I Broke My Proxmox Home Lab with a GPU Passthrough - Here's How I Fixed It
A developer recounts how a GPU passthrough attempt on their Proxmox home lab led to an infinite crash loop. The lab runs on a Mini PC with Proxmox, hosting LXC containers and KVM VMs for Jellyfin, Pi-hole, k3s Kubernetes cluster, Cloudflare tunnels, and other self-hosted services. The goal was to pass through the host's AMD GPU to VM 104 (k3s-vm-worker) for GPU-accelerated workloads.
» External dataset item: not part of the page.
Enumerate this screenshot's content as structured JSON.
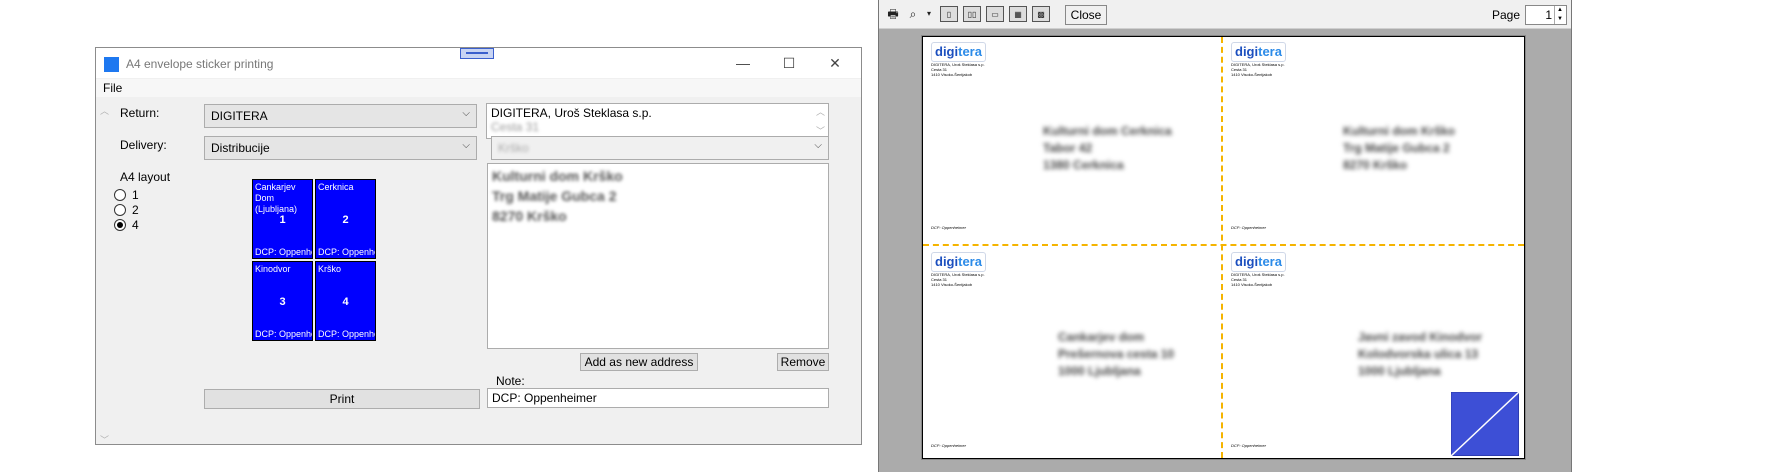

They enabled IOMMU in BIOS, added kernel parameters (amd_iommu=on, iommu=pt) in GRUB, set machine type to q35, and added the PCI device as hostpci0. After rebooting, the host entered an infinite crash loop. The fix involved booting into recovery mode, editing GRUB to add 'nomodeset' and 'radeon.modeset=0' kernel parameters to disable the GPU driver on the host, then rebooting successfully. They then removed the GPU passthrough from the VM config and reverted the GRUB changes. The article emphasizes the importance of testing GPU passthrough in a non-production environment and having recovery tools like a live USB or recovery mode.
Shows how GPU passthrough can crash a hypervisor and a GRUB-level recovery method.